The pattern in both: an attribute is only worth tagging if it answers a question the cheaper attributes cannot, and if its cost (privacy, plumbing, drift) is lower than that answer is worth.
Why compute cost at query time instead of writing a cost attribute on the span? Prices change and I want to re-cost history when they do. A cost attribute freezes the rate at write time.
Do I need the gateway, or can each service tag its own spans? You can tag per service. I prefer the gateway because it sees model and tokens and request context in one place, so a new service gets attribution by routing through it and forwarding three headers.
Why Tempo specifically? It is what we run, and TraceQL's aggregation over span attributes does the rollup I need. The attribute conventions are OpenInference, so the labels are not tied to Tempo. The point of standardizing on open conventions is that this choice is reversible.
What if a service forgets the attribution headers? The collector backfills unattributed. The spend still shows up, just in a bucket whose name tells me to go fix the instrumentation.
Is week-over-week 2x too noisy? For steady traffic, no. For genuinely spiky workloads, raise the ratio or widen the comparison window. I bias toward a slightly noisy page over a silent doubling.

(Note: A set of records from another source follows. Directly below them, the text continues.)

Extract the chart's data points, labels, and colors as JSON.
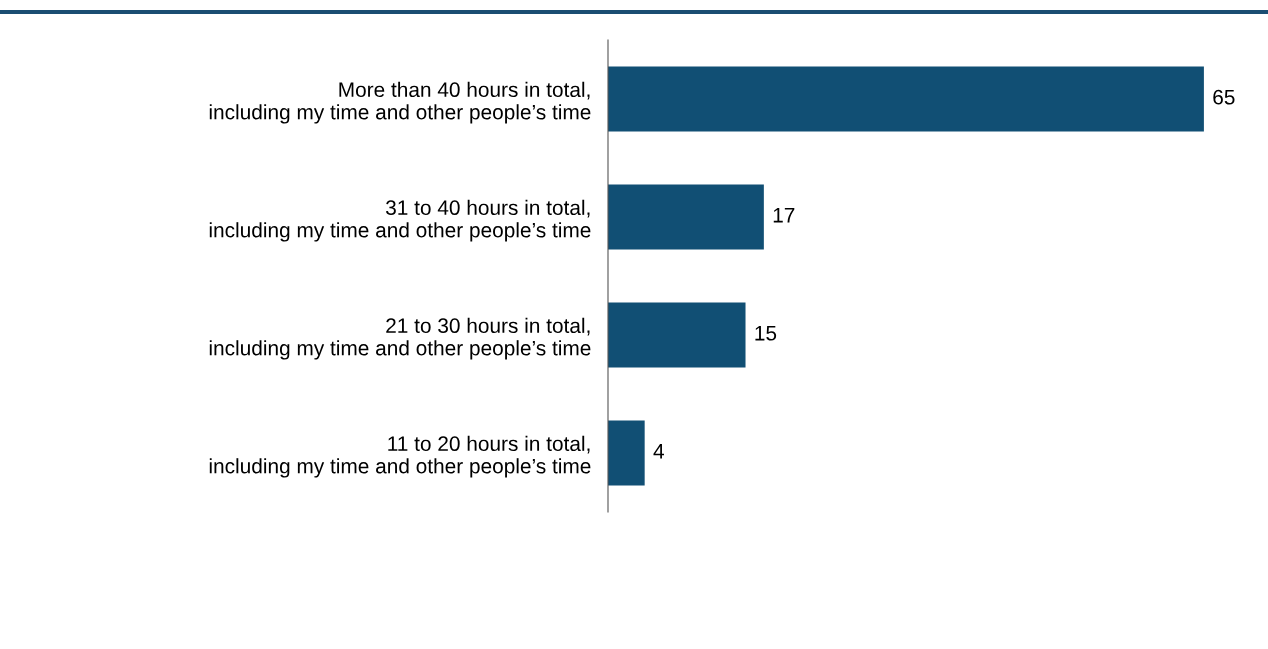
{
  "chart_data": {
    "type": "bar",
    "orientation": "horizontal",
    "categories": [
      "More than 40 hours in total,\nincluding my time and other people’s time",
      "31 to 40 hours in total,\nincluding my time and other people’s time",
      "21 to 30 hours in total,\nincluding my time and other people’s time",
      "11 to 20 hours in total,\nincluding my time and other people’s time"
    ],
    "values": [
      65,
      17,
      15,
      4
    ],
    "color": "#114f74",
    "data_labels": true,
    "grid": false,
    "legend": false
  }
}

Caching breaks the token-to-cost math. Cached prompt tokens bill at a different rate (sometimes free), and I do not yet tag cache hits cleanly enough to price them right. Streaming and cancelled generations: if a client disconnects mid-stream, what is the honest output-token count, and does the provider bill for tokens generated after the cancel? Feature-level granularity has a ceiling, and I keep wanting per-prompt-version attribution but every level deeper is one more label nobody reads. And whether 2x week-over-week should itself be per-team, since some teams are spiky by nature and one global ratio serves both imperfectly. If you have wired cached-token pricing into a span-based cost model in a way that survives a provider changing its cache rates, I want to hear how.